The woman’s last wish and son’s determination to survive
Asked about the rumour about his mother running around to look for money to send to his younger brother and not finding any to borrow, he said it was not actually so as his mother had sorted that out and his brother had already resumed studies.
On the last wish of his mum, he said: “My mum was actually worried about our future, how we would cope, go to school and become somebody in life. It never dawned on me that when she was showering prayers on me, she was actually telling me goodbye.”
Asked how he and his brother in the university hope to cope now that their father and mother are no more, he said: “By the grace of God, we shall cope. I will try to see that my brother continues his studies even if it means me doing more odd jobs.”
Speaking on the death of his mother, 21-year-old Danladi said things became too difficult for them after their father passed on six years ago. He said his mother who, while alive, combined petty-trading with her cleaning job at the court, tried her best for them until government refused to pay her salaries. This, he said, made life too unbearable for them.

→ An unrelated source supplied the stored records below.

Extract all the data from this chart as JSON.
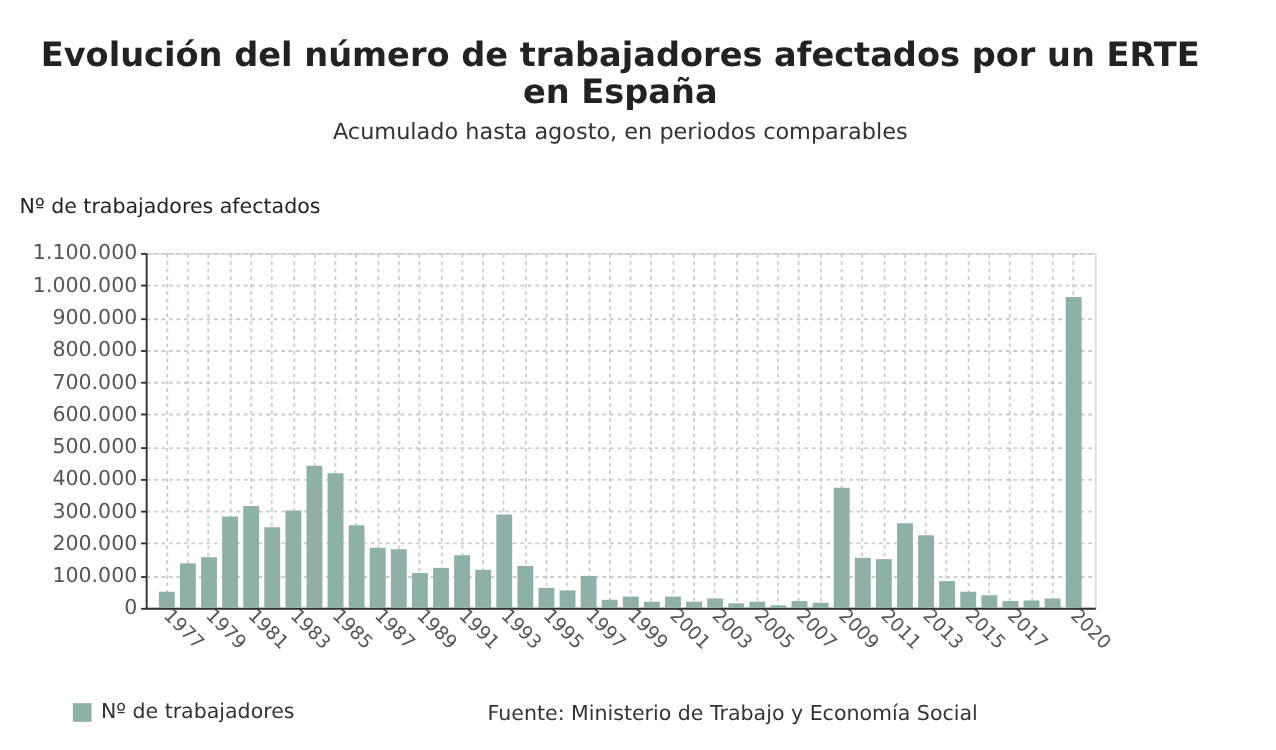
{
  "chart_data": {
    "type": "bar",
    "title": [
      "Evolución del número de trabajadores afectados por un ERTE",
      "en España"
    ],
    "subtitle": "Acumulado hasta agosto, en periodos comparables",
    "ylabel": "Nº de trabajadores afectados",
    "categories": [
      "1977",
      null,
      "1979",
      null,
      "1981",
      null,
      "1983",
      null,
      "1985",
      null,
      "1987",
      null,
      "1989",
      null,
      "1991",
      null,
      "1993",
      null,
      "1995",
      null,
      "1997",
      null,
      "1999",
      null,
      "2001",
      null,
      "2003",
      null,
      "2005",
      null,
      "2007",
      null,
      "2009",
      null,
      "2011",
      null,
      "2013",
      null,
      "2015",
      null,
      "2017",
      null,
      null,
      "2020"
    ],
    "series": [
      {
        "name": "Nº de trabajadores",
        "color": "#8fb0a8",
        "values": [
          50000,
          138000,
          157000,
          283000,
          316000,
          250000,
          302000,
          440000,
          417000,
          256000,
          186000,
          182000,
          108000,
          124000,
          163000,
          118000,
          289000,
          130000,
          62000,
          54000,
          99000,
          25000,
          35000,
          19000,
          35000,
          19000,
          29000,
          14000,
          19000,
          8000,
          21000,
          16000,
          372000,
          155000,
          151000,
          262000,
          225000,
          83000,
          50000,
          39000,
          21000,
          23000,
          29000,
          963000
        ]
      }
    ],
    "ylim": [
      0,
      1100000
    ],
    "yticks": [
      0,
      {
        "value": 100000,
        "label": "100.000"
      },
      {
        "value": 200000,
        "label": "200.000"
      },
      {
        "value": 300000,
        "label": "300.000"
      },
      {
        "value": 400000,
        "label": "400.000"
      },
      {
        "value": 500000,
        "label": "500.000"
      },
      {
        "value": 600000,
        "label": "600.000"
      },
      {
        "value": 700000,
        "label": "700.000"
      },
      {
        "value": 800000,
        "label": "800.000"
      },
      {
        "value": 900000,
        "label": "900.000"
      },
      {
        "value": 1000000,
        "label": "1.000.000"
      },
      {
        "value": 1100000,
        "label": "1.100.000"
      }
    ],
    "grid": true,
    "legend": "bottom left",
    "annotations": [
      "Fuente: Ministerio de Trabajo y Economía Social"
    ]
  }
}
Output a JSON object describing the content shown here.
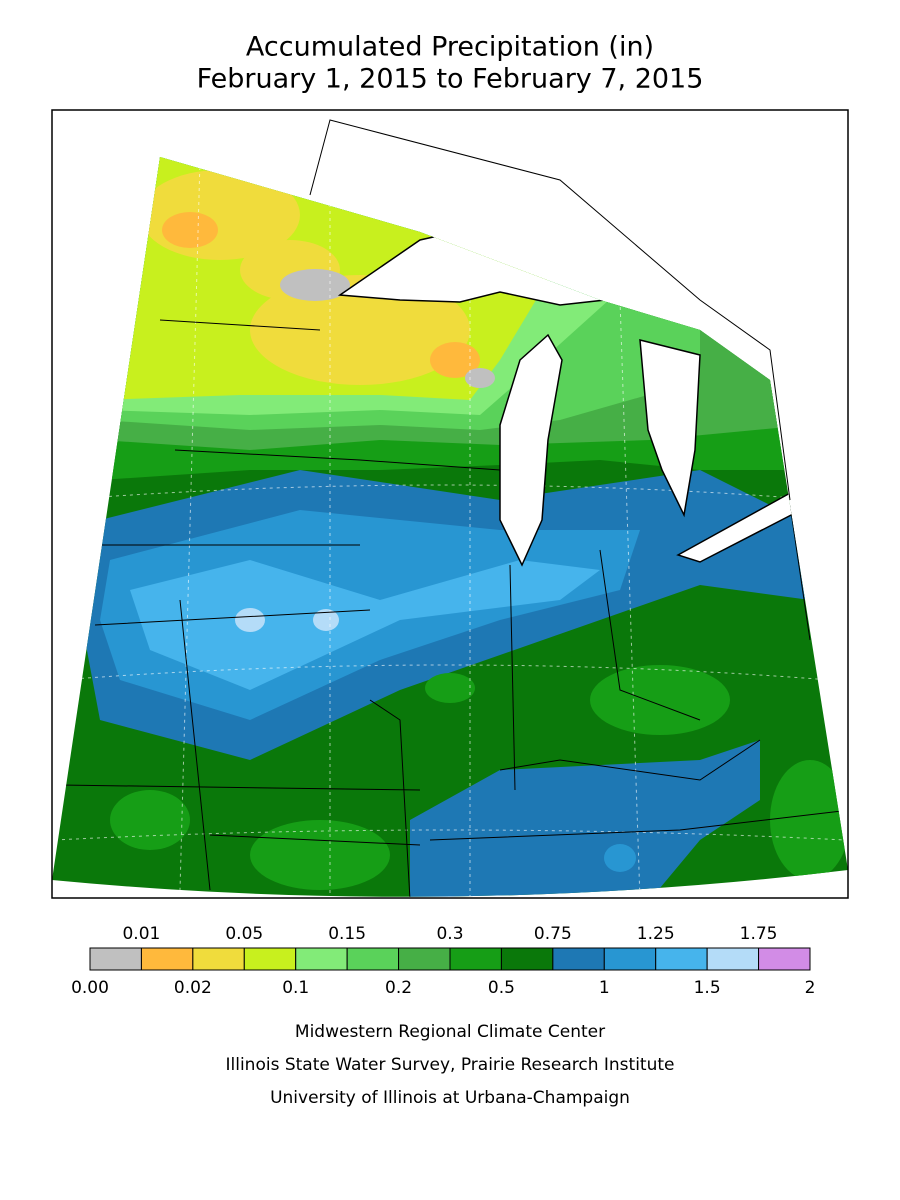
{
  "title": [
    "Accumulated Precipitation (in)",
    "February 1, 2015 to February 7, 2015"
  ],
  "legend": {
    "labels": [
      "0.00",
      "0.01",
      "0.02",
      "0.05",
      "0.1",
      "0.15",
      "0.2",
      "0.3",
      "0.5",
      "0.75",
      "1",
      "1.25",
      "1.5",
      "1.75",
      "2"
    ],
    "colors": [
      "#c0c0c0",
      "#ffb93c",
      "#f0dc3c",
      "#c8f01e",
      "#82eb78",
      "#5ad25a",
      "#46af46",
      "#169e16",
      "#0a780a",
      "#1e78b4",
      "#2896d2",
      "#46b4ec",
      "#b4dcf8",
      "#d28ce6"
    ]
  },
  "credits": [
    "Midwestern Regional Climate Center",
    "Illinois State Water Survey, Prairie Research Institute",
    "University of Illinois at Urbana-Champaign"
  ]
}
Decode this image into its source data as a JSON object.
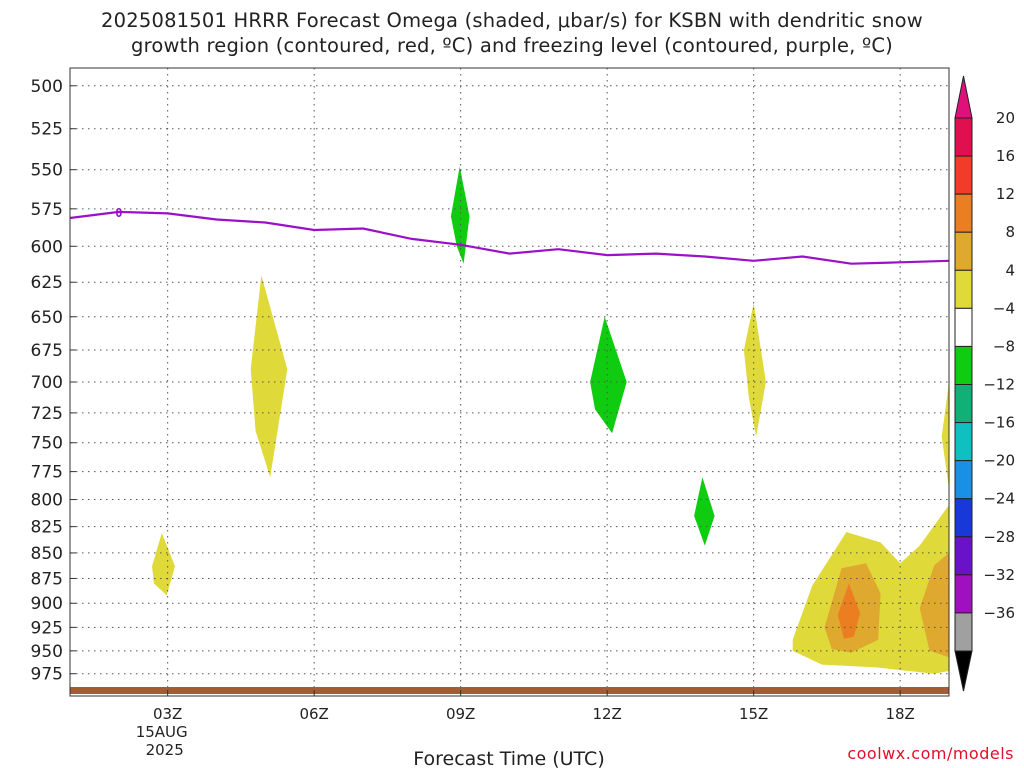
{
  "title_line1": "2025081501 HRRR Forecast Omega (shaded, μbar/s) for KSBN with dendritic snow",
  "title_line2": "growth region (contoured, red, ºC) and freezing level (contoured, purple, ºC)",
  "credit": "coolwx.com/models",
  "chart_data": {
    "type": "area",
    "title": "2025081501 HRRR Forecast Omega (shaded, μbar/s) for KSBN with dendritic snow growth region (contoured, red, ºC) and freezing level (contoured, purple, ºC)",
    "xlabel": "Forecast Time (UTC)",
    "ylabel": "",
    "x_ticks": [
      {
        "x": 3,
        "label": "03Z",
        "sub1": "15AUG",
        "sub2": "2025"
      },
      {
        "x": 6,
        "label": "06Z"
      },
      {
        "x": 9,
        "label": "09Z"
      },
      {
        "x": 12,
        "label": "12Z"
      },
      {
        "x": 15,
        "label": "15Z"
      },
      {
        "x": 18,
        "label": "18Z"
      }
    ],
    "xlim": [
      1,
      19
    ],
    "y_ticks": [
      500,
      525,
      550,
      575,
      600,
      625,
      650,
      675,
      700,
      725,
      750,
      775,
      800,
      825,
      850,
      875,
      900,
      925,
      950,
      975
    ],
    "ylim": [
      1000,
      490
    ],
    "y_scale": "log-pressure",
    "grid": true,
    "freezing_level": {
      "label": "0",
      "color": "#9b10c8",
      "points": [
        [
          1,
          581
        ],
        [
          2,
          577
        ],
        [
          3,
          578
        ],
        [
          4,
          582
        ],
        [
          5,
          584
        ],
        [
          6,
          589
        ],
        [
          7,
          588
        ],
        [
          8,
          595
        ],
        [
          9,
          599
        ],
        [
          10,
          605
        ],
        [
          11,
          602
        ],
        [
          12,
          606
        ],
        [
          13,
          605
        ],
        [
          14,
          607
        ],
        [
          15,
          610
        ],
        [
          16,
          607
        ],
        [
          17,
          612
        ],
        [
          18,
          611
        ],
        [
          19,
          610
        ]
      ]
    },
    "omega_regions": [
      {
        "level": 4,
        "color": "#e0d93a",
        "points": [
          [
            2.68,
            863
          ],
          [
            2.88,
            831
          ],
          [
            3.15,
            863
          ],
          [
            2.98,
            892
          ],
          [
            2.72,
            880
          ]
        ]
      },
      {
        "level": 4,
        "color": "#e0d93a",
        "points": [
          [
            4.7,
            690
          ],
          [
            4.92,
            620
          ],
          [
            5.45,
            690
          ],
          [
            5.1,
            780
          ],
          [
            4.8,
            740
          ]
        ]
      },
      {
        "level": -4,
        "color": "#10cc10",
        "points": [
          [
            8.8,
            580
          ],
          [
            8.98,
            548
          ],
          [
            9.18,
            580
          ],
          [
            9.06,
            612
          ],
          [
            8.92,
            600
          ]
        ]
      },
      {
        "level": -4,
        "color": "#10cc10",
        "points": [
          [
            11.65,
            700
          ],
          [
            11.95,
            650
          ],
          [
            12.4,
            700
          ],
          [
            12.1,
            742
          ],
          [
            11.75,
            722
          ]
        ]
      },
      {
        "level": 4,
        "color": "#e0d93a",
        "points": [
          [
            14.8,
            675
          ],
          [
            15.0,
            640
          ],
          [
            15.25,
            700
          ],
          [
            15.05,
            745
          ],
          [
            14.9,
            712
          ]
        ]
      },
      {
        "level": -4,
        "color": "#10cc10",
        "points": [
          [
            13.78,
            815
          ],
          [
            13.95,
            780
          ],
          [
            14.2,
            815
          ],
          [
            14.0,
            843
          ]
        ]
      },
      {
        "level": 4,
        "color": "#e0d93a",
        "points": [
          [
            15.8,
            938
          ],
          [
            16.2,
            882
          ],
          [
            16.9,
            830
          ],
          [
            17.6,
            840
          ],
          [
            18.0,
            860
          ],
          [
            18.4,
            843
          ],
          [
            19.0,
            805
          ],
          [
            19.0,
            972
          ],
          [
            18.7,
            975
          ],
          [
            17.5,
            968
          ],
          [
            16.4,
            965
          ],
          [
            15.8,
            950
          ]
        ]
      },
      {
        "level": 4,
        "color": "#e0d93a",
        "points": [
          [
            18.85,
            745
          ],
          [
            19.0,
            700
          ],
          [
            19.0,
            790
          ]
        ]
      },
      {
        "level": 8,
        "color": "#dfa82e",
        "points": [
          [
            16.45,
            925
          ],
          [
            16.8,
            865
          ],
          [
            17.3,
            860
          ],
          [
            17.6,
            890
          ],
          [
            17.55,
            938
          ],
          [
            17.0,
            952
          ],
          [
            16.6,
            948
          ]
        ]
      },
      {
        "level": 8,
        "color": "#dfa82e",
        "points": [
          [
            18.4,
            905
          ],
          [
            18.7,
            862
          ],
          [
            19.0,
            850
          ],
          [
            19.0,
            957
          ],
          [
            18.6,
            950
          ]
        ]
      },
      {
        "level": 12,
        "color": "#ec7e22",
        "points": [
          [
            16.72,
            912
          ],
          [
            16.95,
            880
          ],
          [
            17.18,
            910
          ],
          [
            17.05,
            935
          ],
          [
            16.85,
            937
          ]
        ]
      }
    ],
    "ground": {
      "color": "#a65a35",
      "label": "surface"
    },
    "colorbar": {
      "labels": [
        "20",
        "16",
        "12",
        "8",
        "4",
        "−4",
        "−8",
        "−12",
        "−16",
        "−20",
        "−24",
        "−28",
        "−32",
        "−36"
      ],
      "colors": [
        "#e01050",
        "#f03c28",
        "#ec7e22",
        "#dfa82e",
        "#e0d93a",
        "#ffffff",
        "#10cc10",
        "#10b077",
        "#10c0c0",
        "#1890e6",
        "#1838d8",
        "#6a12c8",
        "#a010c0",
        "#a0a0a0"
      ],
      "top_arrow_color": "#e0107a",
      "bottom_arrow_color": "#000000"
    }
  }
}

He added that he had to defer furtherance of his education to learn typing which he is currently using to earn some money from clients who need some court documents typed for them, opposite the court premises. He is doing this, he said, to help his poor mother take care of their welfare.
Her life as a widow
This is the story of Fatima, Noah, a staff of Magistrate Court 2, Lokoja, who died as a result of suffering occasioned by non-payment of her salaries. A cleaner and a level 3 officer, she is described by her friends as easygoing, hard working and respectful. Her husband, an Assistant Superintendent of Police, once served at Kogi State Command. But he died in 2013 after a protracted illness and left two children and an aged parent.
Fellow worker reacts
When our correspondent visited her office on Tuesday, May 7, 2019, he found it under lock and the courtroom empty, with no one in sight. But when a lady who was in the adjoining court was approached to speak on the sudden death of the woman, she said: “To me, this woman would not have died if she had been paid her salaries. You can see how the whole vicinity is dry. It is because some staff who wanted to come to work could not do so because there is no transport fare.
“Please tell Yahaya Bello (the Kogi State governor) to pay our money because he told us that as soon as we resume from our strike, our outstanding salaries which he claimed he kept in the bank will be paid. But two weeks running now, he has been unable to pay even one month out of the 10 months owed us.”